FETÖ'nün Atatürk'ün gösterdiği yol ile ne ilgisi vardır?

Meral Akşener, "Yakında başbakan olacağım" dememiştir. MHP Genel Başkanı olursa başbakan da olacağını söylemiştir.

Her lider, başbakan olmak için yola çıkar! Bunda ne var?

Böyle çarpıtmalar, 77 yaşındaki bir kişiye yakışıyor mu?

Ayrıca Meclis bahçesinde düzenlenen törene muhalefeti davet etmemek, Kemal Kılıçdaroğlu'nun Meclis'te yapacağı konuşmayı 10 dakika ile sınırlamak, "simultane çeviri yapılacak" bahanesiyle konuşma metnini istemek, ne demek?
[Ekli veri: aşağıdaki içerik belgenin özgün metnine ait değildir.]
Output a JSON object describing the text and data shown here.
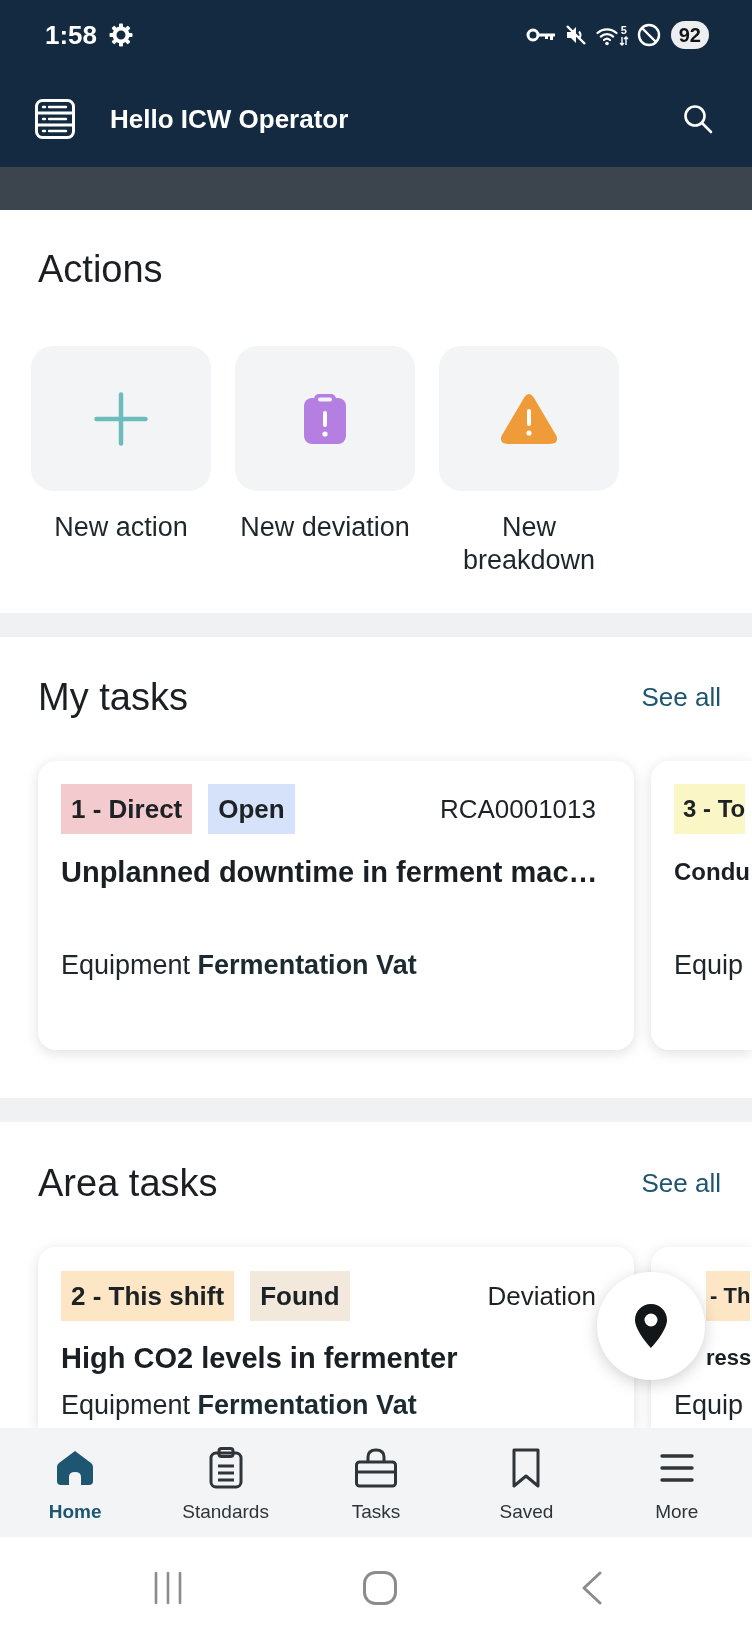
{
  "status_bar": {
    "time": "1:58",
    "wifi_label": "5",
    "battery": "92"
  },
  "app_bar": {
    "title": "Hello ICW Operator"
  },
  "actions": {
    "title": "Actions",
    "items": [
      {
        "kind": "add",
        "label": "New action"
      },
      {
        "kind": "deviation",
        "label": "New deviation"
      },
      {
        "kind": "breakdown",
        "label": "New breakdown"
      }
    ]
  },
  "my_tasks": {
    "title": "My tasks",
    "see_all": "See all",
    "cards": [
      {
        "tags": [
          {
            "text": "1 - Direct",
            "color": "#f3cacd"
          },
          {
            "text": "Open",
            "color": "#d6e2f9"
          }
        ],
        "meta": "RCA0001013",
        "title": "Unplanned downtime in ferment mac…",
        "equipment": "Equipment **Fermentation Vat**"
      },
      {
        "tags": [
          {
            "text": "3 - To",
            "color": "#fbf6c6"
          }
        ],
        "title": "Condu",
        "equipment": "Equip"
      }
    ]
  },
  "area_tasks": {
    "title": "Area tasks",
    "see_all": "See all",
    "cards": [
      {
        "tags": [
          {
            "text": "2 - This shift",
            "color": "#fce6c5"
          },
          {
            "text": "Found",
            "color": "#f2e8dc"
          }
        ],
        "meta": "Deviation",
        "title": "High CO2 levels in fermenter",
        "equipment": "Equipment **Fermentation Vat**"
      },
      {
        "tags": [
          {
            "text": "- Th",
            "color": "#fce6c5"
          }
        ],
        "title": "ress",
        "equipment": "Equip"
      }
    ]
  },
  "bottom_nav": [
    {
      "kind": "home",
      "label": "Home",
      "selected": true
    },
    {
      "kind": "standards",
      "label": "Standards",
      "selected": false
    },
    {
      "kind": "tasks",
      "label": "Tasks",
      "selected": false
    },
    {
      "kind": "saved",
      "label": "Saved",
      "selected": false
    },
    {
      "kind": "more",
      "label": "More",
      "selected": false
    }
  ]
}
Simultane, "aynı anda yapılan" demektir! Önceden yapılan çeviriye simultane denmez! Bir Meclis konuşmasının metnini önceden istemek, başmabeyincilik olur! Yani padişahın yazı işleri müdürlüğü! Hangi demokraside böyle saygısız bir uygulama var?

***

FETÖ'ye gelince...

Prof. Dr. Salim Gökçen, "FETÖ yapılanması, 80'li yıllarda ABD'de aralarında bazı Türk uzmanların yanı sıra birçok istihbaratçının da bulunduğu bir ekip tarafından hazırlanan 'Türkiye'de İslâm radikalizminin geleceği' konulu rapor ile başladı. Örgüt, dinler arası diyalog projesi ile Türkiye ve Orta Doğu üzerinde hesapları olan küresel güçlerin bir partneri olarak hareket etti" dedi.
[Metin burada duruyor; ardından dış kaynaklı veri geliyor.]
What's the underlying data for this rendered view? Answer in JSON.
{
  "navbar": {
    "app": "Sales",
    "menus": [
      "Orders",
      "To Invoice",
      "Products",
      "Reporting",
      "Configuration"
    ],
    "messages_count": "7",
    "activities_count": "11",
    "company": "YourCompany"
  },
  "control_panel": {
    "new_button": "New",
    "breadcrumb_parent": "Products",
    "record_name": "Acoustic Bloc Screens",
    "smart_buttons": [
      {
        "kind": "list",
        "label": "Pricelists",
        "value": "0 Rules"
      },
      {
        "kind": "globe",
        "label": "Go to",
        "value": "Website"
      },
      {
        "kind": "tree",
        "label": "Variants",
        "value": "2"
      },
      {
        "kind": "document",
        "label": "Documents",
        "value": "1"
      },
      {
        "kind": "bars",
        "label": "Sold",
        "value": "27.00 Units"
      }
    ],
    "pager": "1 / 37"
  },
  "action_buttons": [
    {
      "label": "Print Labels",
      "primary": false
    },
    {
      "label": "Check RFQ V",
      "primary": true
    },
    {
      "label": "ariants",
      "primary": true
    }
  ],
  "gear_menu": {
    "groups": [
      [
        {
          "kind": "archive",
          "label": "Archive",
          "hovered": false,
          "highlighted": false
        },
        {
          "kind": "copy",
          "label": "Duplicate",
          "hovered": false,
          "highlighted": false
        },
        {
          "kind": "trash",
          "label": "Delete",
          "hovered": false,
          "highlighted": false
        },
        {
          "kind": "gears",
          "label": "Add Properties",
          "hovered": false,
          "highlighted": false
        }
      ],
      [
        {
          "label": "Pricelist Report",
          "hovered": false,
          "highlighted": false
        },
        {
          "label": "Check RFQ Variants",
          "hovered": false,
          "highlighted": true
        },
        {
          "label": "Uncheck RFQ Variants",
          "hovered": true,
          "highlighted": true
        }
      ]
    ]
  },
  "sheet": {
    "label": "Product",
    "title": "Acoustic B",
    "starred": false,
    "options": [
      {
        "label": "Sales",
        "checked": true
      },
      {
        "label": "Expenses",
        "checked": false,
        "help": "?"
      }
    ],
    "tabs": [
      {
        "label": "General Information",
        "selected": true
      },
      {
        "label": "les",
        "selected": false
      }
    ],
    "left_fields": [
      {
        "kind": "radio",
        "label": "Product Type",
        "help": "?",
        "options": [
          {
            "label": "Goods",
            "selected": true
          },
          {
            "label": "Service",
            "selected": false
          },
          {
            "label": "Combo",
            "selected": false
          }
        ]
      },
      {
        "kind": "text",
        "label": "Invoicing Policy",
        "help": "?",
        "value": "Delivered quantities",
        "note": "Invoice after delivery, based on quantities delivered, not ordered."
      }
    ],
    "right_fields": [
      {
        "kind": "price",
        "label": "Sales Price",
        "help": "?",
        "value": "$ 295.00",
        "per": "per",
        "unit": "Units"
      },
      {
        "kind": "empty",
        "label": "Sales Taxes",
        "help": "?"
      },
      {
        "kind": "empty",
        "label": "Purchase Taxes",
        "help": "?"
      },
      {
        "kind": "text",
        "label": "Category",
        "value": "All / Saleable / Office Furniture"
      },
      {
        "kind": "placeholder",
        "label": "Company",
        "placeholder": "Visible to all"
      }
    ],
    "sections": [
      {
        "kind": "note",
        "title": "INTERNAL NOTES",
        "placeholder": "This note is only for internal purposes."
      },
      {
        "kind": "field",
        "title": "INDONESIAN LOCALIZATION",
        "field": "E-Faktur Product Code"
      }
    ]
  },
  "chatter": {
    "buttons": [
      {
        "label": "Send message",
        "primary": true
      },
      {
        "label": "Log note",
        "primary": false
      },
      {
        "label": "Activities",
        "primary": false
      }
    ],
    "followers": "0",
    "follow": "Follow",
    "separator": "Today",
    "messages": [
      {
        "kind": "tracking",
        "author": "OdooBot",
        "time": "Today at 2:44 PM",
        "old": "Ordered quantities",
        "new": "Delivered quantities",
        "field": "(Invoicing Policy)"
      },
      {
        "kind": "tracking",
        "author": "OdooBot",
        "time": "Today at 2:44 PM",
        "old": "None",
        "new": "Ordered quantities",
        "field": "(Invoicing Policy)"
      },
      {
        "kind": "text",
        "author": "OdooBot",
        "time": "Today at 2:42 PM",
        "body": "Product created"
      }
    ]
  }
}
O halde İsmail Bey, FETÖ'nün siyasi ayağını, Büyük Ortadoğu Projesi ve dinlerarası diyalog, İbrahimi dinler gibi projeleri destekleyenler arasında bulabilir...

Gökçen'in analizinde "Örgüt için İslâm dini, sadece bir araç durumundaydı. Örgüt mensuplarının tavır ve davranışları Medine döneminde yaşayan münafıklar ile yarışacak derecede benzerlik göstermektedir" ifadesi da var.

Yani FETÖ'cülerin İslâm'a saygısı yoktu!

Kısacası, saygı görmek istiyorsanız, doğruları söyleyecek ve saygılı olacaksınız!